Текст Чехова доминирует - кажется на первый взгляд. Спектакль порой напоминает простую читку текста. Но всегда заметна рука режиссёра: ему мало текста Чехова, он расставляет актёров на сцене так, как ему нужно. И тогда становится ясно, почему Наташа (Екатерина Клеопина) всегда как тень смотрит на сестёр (она хочет походить на них), почему она всегда находится в доме (а сёстры уже не заходят в дом, у них его нет, дом сгорел). Тогда становится ясно, почему Кулыгину нужно видеть любовь Маши к Вершинину. Почему Наташа и сёстры смотрят вслед Маше - они тоже хотят любить - так же как она. Всех подобных режиссёрских решений не видно. Но они составляют основу спектакля, они его цементируют. И очевидно, в последующие просмотры будут открывать новое, так как в первый раз всего заметить невозможно.

Это очень важно: спектакль приближен к зрителю. Он не о тех, кто жил во времена Чехова. Он о нас, обо мне. И каждый в зале должен узнать себя. Человек, который никогда никого не любил. Такие есть среди нас. И пусть они ужаснутся после "Трёх сестёр", пусть узнают себя, попробуют что-то изменить. Человек, который не читал Шекспира, но в обществе сделавший вид, что читал... Человек, который любит, но не может остаться с любимым... Который мечтает, но не едет в свою Москву... Который хочет срубить вон тот клён... Человек, который смешон в своей пошлости... Каждому можно узнать себя. И можно не повторить.

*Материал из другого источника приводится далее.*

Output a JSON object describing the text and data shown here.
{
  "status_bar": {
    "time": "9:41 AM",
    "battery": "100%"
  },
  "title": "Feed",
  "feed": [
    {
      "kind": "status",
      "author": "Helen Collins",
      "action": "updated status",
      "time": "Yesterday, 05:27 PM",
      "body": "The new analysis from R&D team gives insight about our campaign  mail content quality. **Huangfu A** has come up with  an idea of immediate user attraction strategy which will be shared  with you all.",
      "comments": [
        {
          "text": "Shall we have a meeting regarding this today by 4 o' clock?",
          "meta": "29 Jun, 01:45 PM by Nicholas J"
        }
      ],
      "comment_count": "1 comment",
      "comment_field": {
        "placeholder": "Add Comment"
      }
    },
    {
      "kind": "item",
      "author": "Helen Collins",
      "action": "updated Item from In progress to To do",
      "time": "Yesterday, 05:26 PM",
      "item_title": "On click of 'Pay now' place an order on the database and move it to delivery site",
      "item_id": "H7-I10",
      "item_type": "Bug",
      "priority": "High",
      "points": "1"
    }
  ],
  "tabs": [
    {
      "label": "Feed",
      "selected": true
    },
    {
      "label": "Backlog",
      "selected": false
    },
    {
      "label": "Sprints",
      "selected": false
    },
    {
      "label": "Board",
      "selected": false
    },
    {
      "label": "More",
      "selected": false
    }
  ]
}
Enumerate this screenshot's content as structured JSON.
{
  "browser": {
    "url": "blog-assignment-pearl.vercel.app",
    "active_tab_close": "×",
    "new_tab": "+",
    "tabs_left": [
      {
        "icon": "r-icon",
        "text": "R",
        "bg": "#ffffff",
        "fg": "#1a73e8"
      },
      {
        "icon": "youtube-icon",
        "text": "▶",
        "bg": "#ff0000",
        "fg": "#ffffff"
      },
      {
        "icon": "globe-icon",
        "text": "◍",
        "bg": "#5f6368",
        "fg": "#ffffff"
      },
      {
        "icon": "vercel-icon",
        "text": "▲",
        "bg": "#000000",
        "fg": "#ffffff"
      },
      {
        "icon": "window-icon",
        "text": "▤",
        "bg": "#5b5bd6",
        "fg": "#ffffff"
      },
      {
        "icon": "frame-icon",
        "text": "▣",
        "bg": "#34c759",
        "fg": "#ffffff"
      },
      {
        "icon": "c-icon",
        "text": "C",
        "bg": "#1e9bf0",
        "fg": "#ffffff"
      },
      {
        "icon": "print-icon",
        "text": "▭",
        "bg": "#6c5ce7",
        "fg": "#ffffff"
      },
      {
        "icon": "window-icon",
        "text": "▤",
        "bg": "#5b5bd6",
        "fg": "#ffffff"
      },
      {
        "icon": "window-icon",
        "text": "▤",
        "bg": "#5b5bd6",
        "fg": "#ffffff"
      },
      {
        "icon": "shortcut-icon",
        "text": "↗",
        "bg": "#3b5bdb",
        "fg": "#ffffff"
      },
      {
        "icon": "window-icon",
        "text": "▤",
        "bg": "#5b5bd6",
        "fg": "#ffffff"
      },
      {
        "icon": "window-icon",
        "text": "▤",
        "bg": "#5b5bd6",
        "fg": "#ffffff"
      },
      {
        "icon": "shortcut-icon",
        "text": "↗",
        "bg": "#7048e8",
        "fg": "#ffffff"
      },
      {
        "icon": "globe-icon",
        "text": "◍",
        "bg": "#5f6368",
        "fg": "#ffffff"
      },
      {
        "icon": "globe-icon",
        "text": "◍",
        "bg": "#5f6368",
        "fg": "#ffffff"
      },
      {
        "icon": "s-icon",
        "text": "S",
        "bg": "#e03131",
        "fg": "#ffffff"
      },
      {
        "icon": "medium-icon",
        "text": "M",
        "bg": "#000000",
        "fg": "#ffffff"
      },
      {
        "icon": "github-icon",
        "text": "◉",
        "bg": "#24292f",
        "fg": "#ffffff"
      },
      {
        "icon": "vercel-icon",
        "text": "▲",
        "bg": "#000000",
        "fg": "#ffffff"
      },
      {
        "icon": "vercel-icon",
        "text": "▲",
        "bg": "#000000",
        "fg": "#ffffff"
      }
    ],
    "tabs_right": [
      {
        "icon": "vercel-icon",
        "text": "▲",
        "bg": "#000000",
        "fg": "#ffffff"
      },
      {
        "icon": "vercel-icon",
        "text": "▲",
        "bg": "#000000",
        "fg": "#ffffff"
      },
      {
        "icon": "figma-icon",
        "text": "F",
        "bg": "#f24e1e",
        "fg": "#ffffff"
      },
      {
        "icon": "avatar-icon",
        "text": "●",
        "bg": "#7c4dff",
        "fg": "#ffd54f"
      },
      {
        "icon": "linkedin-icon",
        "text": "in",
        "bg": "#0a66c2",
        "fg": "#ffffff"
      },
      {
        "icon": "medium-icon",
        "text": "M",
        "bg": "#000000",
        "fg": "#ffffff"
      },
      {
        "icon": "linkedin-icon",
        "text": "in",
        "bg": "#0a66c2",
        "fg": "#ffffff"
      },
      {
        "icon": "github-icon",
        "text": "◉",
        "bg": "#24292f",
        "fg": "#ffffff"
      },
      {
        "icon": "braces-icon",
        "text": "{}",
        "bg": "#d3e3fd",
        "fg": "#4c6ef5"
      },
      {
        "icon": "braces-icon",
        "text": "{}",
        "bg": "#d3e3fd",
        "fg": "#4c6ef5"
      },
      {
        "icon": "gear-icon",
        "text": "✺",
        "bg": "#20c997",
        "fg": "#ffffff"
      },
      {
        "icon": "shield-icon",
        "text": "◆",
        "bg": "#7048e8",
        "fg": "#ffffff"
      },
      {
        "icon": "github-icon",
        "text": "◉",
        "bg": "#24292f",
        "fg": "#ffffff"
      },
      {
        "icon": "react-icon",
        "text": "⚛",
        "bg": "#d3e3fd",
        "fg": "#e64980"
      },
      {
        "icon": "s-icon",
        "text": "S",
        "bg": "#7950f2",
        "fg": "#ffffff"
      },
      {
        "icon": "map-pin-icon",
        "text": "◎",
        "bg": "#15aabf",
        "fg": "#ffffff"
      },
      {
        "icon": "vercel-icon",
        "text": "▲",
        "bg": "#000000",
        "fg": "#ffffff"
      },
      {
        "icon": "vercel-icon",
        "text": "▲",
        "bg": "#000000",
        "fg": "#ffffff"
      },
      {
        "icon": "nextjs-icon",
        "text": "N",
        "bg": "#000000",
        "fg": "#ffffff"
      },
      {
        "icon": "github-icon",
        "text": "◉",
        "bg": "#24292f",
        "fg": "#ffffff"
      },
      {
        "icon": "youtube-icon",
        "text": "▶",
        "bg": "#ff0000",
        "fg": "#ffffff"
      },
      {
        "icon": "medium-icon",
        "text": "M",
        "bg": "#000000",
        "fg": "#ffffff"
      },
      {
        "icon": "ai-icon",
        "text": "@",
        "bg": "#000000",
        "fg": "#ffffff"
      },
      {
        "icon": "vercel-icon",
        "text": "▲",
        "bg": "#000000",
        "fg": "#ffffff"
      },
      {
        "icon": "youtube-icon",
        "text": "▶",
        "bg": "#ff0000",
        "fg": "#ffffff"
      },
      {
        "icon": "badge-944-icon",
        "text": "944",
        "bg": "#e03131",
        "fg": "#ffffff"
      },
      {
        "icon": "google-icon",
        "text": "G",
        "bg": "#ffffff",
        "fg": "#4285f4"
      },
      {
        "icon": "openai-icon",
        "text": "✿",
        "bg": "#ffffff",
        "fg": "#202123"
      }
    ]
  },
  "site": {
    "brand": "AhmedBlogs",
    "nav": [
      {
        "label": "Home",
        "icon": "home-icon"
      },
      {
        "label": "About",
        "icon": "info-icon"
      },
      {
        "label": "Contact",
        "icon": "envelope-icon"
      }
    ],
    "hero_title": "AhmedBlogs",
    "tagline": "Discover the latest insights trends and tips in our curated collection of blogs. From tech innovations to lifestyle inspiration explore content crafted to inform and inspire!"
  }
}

Ещё более важно: в этом спектакле, в этой трагедии есть большая надежда. Любовь. Именно благодаря этому я не могу забыть "Три сестры". Наташа и Андрей кружатся в вальсе - это прекрасно. Театр Европы ведёт свою главную линию, слово "дом" в этом театре - самое главное слово. И у Наташи и Андрея появляется свой дом. Мы знаем, что произойдёт дальше. Но это не так важно по сравнению с картиной начала. Начала любви.

Во время их вальса, в доме отчаянно кружится Маша - главный человек в додинском спектакле. Она танцует, кружится - потому что способна любить. Её чувство к Вершинину преодолевают горе и несчастья всех других героев. Сцена расставания Маши и Вершинина - кульминация спектакля. Елена Калинина кричит в его офицерский китель, сжимает в руке воротник его пальто и я не помню, когда ещё в театре трагедия была такой большой и жестокой.

Образ Маши главный для меня - потому что она одна готова любить. Это надежда и оправдание. Когда чеховские герои говорят, что через 200-300 лет их не вспомнят, они не правы. Мы вспомнили их. В первую очередь тех, кто мог любить и не мог расставаться. Недаром ведь в театре можно даже купить фотографию актрис в образе трёх сестёр. Они не правы, что через 200-300 лет люди будут счастливее их. Потому что они не замечают, как они счастливы. И нам сегодня порой думается, что в будущем счастья будет больше и тоже не замечаем, что уже сегодня счастливы. Когда любим и не можем расставаться.

Никто не должен был мешать Маше и Вершинину остаться вместе. Они не смогли. Им не дали. Они сами себе не позволили. Возможно, это тоже урок - ценить своё счастье, не выпускать его из рук, не расставаться. Личный урок для меня.

Другой важный образ - барон Тузенбах, его любовь к Ирине. Идеальный выбор на эту роль Курышева. Только его руки и должны дрожать над Ириной. Именно этот актёр должен просить Ирину "сказать хоть что-нибудь". Тузенбах остаётся в памяти и актёр не должен выходить на поклон. Тузенбаха убили.

Спектакль в первую очередь дорог работой Елены Калининой (Маша). Прекрасно, что она востребована и что впереди у неё новые роли.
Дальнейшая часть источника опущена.